In Empire of the Sun, a World War II coming of age story based on the JG Ballard novel, a poignant moment comes late when the protagonist, Jim, forgetting his former life as a rich kid, decides that the happiest year of his life was in a prison camp. We understand that he has come to enjoy his routine there, which is preferable at least to the horrors of life on the streets. People need routine to get by: so here we find ourselves, starved of actual company, replicating our social experiences, replacing hugs with phonecalls, sexual intercourse with “cam stuff,” and evenings at the pub with… getting pissed with the camera set to “on.”

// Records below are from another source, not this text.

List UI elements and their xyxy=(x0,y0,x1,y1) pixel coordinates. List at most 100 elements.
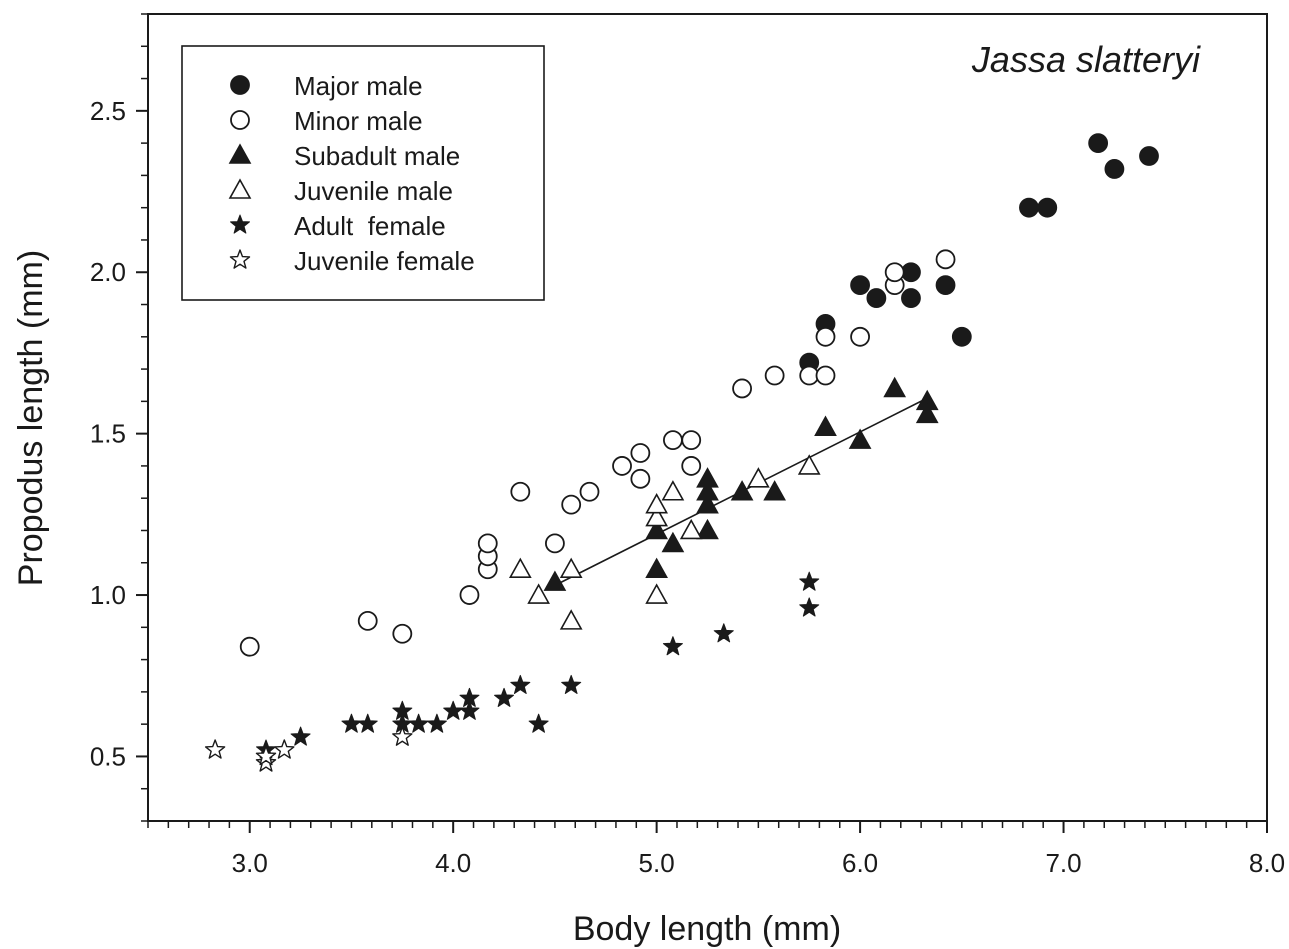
data-point xyxy=(392,726,413,746)
legend-marker xyxy=(229,214,251,234)
data-point xyxy=(1019,197,1039,218)
data-point xyxy=(255,752,277,772)
data-point xyxy=(477,533,498,554)
y-tick-label: 2.0 xyxy=(90,257,126,287)
y-axis-ticks: 0.5 1.0 1.5 2.0 2.5 xyxy=(90,13,148,822)
data-point xyxy=(543,570,567,591)
data-point xyxy=(866,288,887,308)
data-point xyxy=(679,518,703,540)
data-point xyxy=(815,326,836,347)
data-point xyxy=(545,533,565,554)
data-point xyxy=(764,365,785,386)
x-tick-label: 6.0 xyxy=(842,848,878,878)
data-point xyxy=(645,557,668,579)
data-point xyxy=(630,468,651,489)
data-point xyxy=(1104,159,1125,179)
data-point xyxy=(1037,197,1058,218)
legend-label: Juvenile female xyxy=(294,246,475,276)
data-point xyxy=(561,494,582,515)
y-axis-title: Propodus length (mm) xyxy=(12,250,50,586)
data-point xyxy=(884,262,905,283)
data-point xyxy=(1139,146,1159,166)
legend-label: Adult female xyxy=(294,211,446,241)
plot-frame xyxy=(147,13,1268,822)
data-point xyxy=(901,288,921,308)
data-point xyxy=(850,275,870,296)
legend-label: Juvenile male xyxy=(294,176,453,206)
data-point xyxy=(561,674,582,695)
data-point xyxy=(901,262,921,283)
data-point xyxy=(341,713,362,733)
data-point xyxy=(814,415,837,436)
data-point xyxy=(579,481,600,502)
data-point xyxy=(426,713,447,733)
data-point xyxy=(663,430,683,450)
data-point xyxy=(645,518,668,540)
series-circle-open xyxy=(239,249,956,657)
series-star-open xyxy=(204,726,413,772)
data-point xyxy=(528,713,549,733)
x-axis-ticks: 3.0 4.0 5.0 6.0 7.0 8.0 xyxy=(147,821,1285,878)
data-point xyxy=(797,454,821,475)
legend-label: Major male xyxy=(294,71,423,101)
data-point xyxy=(392,700,413,720)
data-point xyxy=(681,430,702,450)
data-point xyxy=(494,687,515,707)
data-point xyxy=(443,700,464,720)
data-point xyxy=(662,636,683,656)
y-tick-label: 1.0 xyxy=(90,580,126,610)
x-tick-label: 7.0 xyxy=(1045,848,1081,878)
data-point xyxy=(459,585,480,605)
data-point xyxy=(459,700,480,720)
data-point xyxy=(239,636,260,657)
data-point xyxy=(645,493,668,514)
data-point xyxy=(645,583,668,604)
data-point xyxy=(915,402,939,424)
x-tick-label: 4.0 xyxy=(435,848,471,878)
data-point xyxy=(850,326,870,347)
y-tick-label: 1.5 xyxy=(90,419,126,449)
series-triangle-filled xyxy=(543,376,939,591)
legend-label: Minor male xyxy=(294,106,423,136)
data-point xyxy=(799,365,820,386)
legend-label: Subadult male xyxy=(294,141,460,171)
series-circle-filled xyxy=(799,133,1159,373)
data-point xyxy=(763,480,786,501)
data-point xyxy=(1088,133,1109,154)
data-point xyxy=(747,467,770,488)
data-point xyxy=(357,610,378,631)
data-point xyxy=(408,713,429,733)
data-point xyxy=(661,480,685,501)
legend-marker xyxy=(229,249,251,269)
data-point xyxy=(799,597,820,617)
data-point xyxy=(696,493,719,514)
species-title: Jassa slatteryi xyxy=(971,39,1201,80)
x-axis-title: Body length (mm) xyxy=(573,910,841,948)
data-point xyxy=(357,713,378,733)
legend-marker xyxy=(228,143,252,164)
data-point xyxy=(559,557,583,579)
series-star-filled xyxy=(255,571,820,759)
data-point xyxy=(713,623,734,643)
data-point xyxy=(510,481,531,502)
data-point xyxy=(290,726,311,746)
data-point xyxy=(661,531,685,553)
data-point xyxy=(510,674,531,695)
data-point xyxy=(392,623,413,644)
data-point xyxy=(645,505,668,527)
y-tick-label: 2.5 xyxy=(90,96,126,126)
data-point xyxy=(696,518,719,540)
data-point xyxy=(951,326,972,347)
legend: Major male Minor male Subadult male Juvenil… xyxy=(181,45,545,301)
x-tick-label: 3.0 xyxy=(232,848,268,878)
legend-marker xyxy=(230,75,250,95)
series-triangle-open xyxy=(508,454,821,630)
data-point xyxy=(612,456,632,476)
legend-marker xyxy=(228,178,252,199)
data-point xyxy=(255,745,277,766)
data-point xyxy=(848,428,872,449)
y-tick-label: 0.5 xyxy=(90,741,126,771)
data-point xyxy=(696,467,719,488)
data-point xyxy=(696,480,719,501)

Amidst all of this, for many people the pandemic has become truly monotonous and dreary—the gnawing fear for one’s relatives commingled with another serious bout of seemingly endless washing-up; our regulation one hour of exercise seized between half-hearted stabs at the cryptic crossword and another late night trip down a YouTube wormhole. So we are unprepared for all this tedium. Worse, it has to battle with our better instincts to keep calm, stay sane and active: of course it’s wrong to complain of boredom at a time such as this, when tragedy is striking—and yet it can drive you mad, and is surely affecting us all.

Surely this monotony stems from the breaking down of these frameworks that guide our lives: we now see the hours in the day differently; our leisure has been chipped away by the work we now bash out when we see fit. Beforehand the two alternated more harmoniously, giving us a sense of equilibrium. The ability to work, which brings the chance to create a balanced life filled with leisure hours and visits from loved ones, has been shown to be a privilege. It seems likely to me that those of us who tasted these privileges will seek to recreate them after fact.

In a recent article for the Financial Times Arundhati Roy dared to imagine another world emerging from this calamity, one not beset by such heinous inequities. And yet, forces are still hard at work in maintaining the status quo—the work hours, the holidays, the wage gaps, the disparities in education—so that we can return to it after this has all passed. Could we bear the excitement?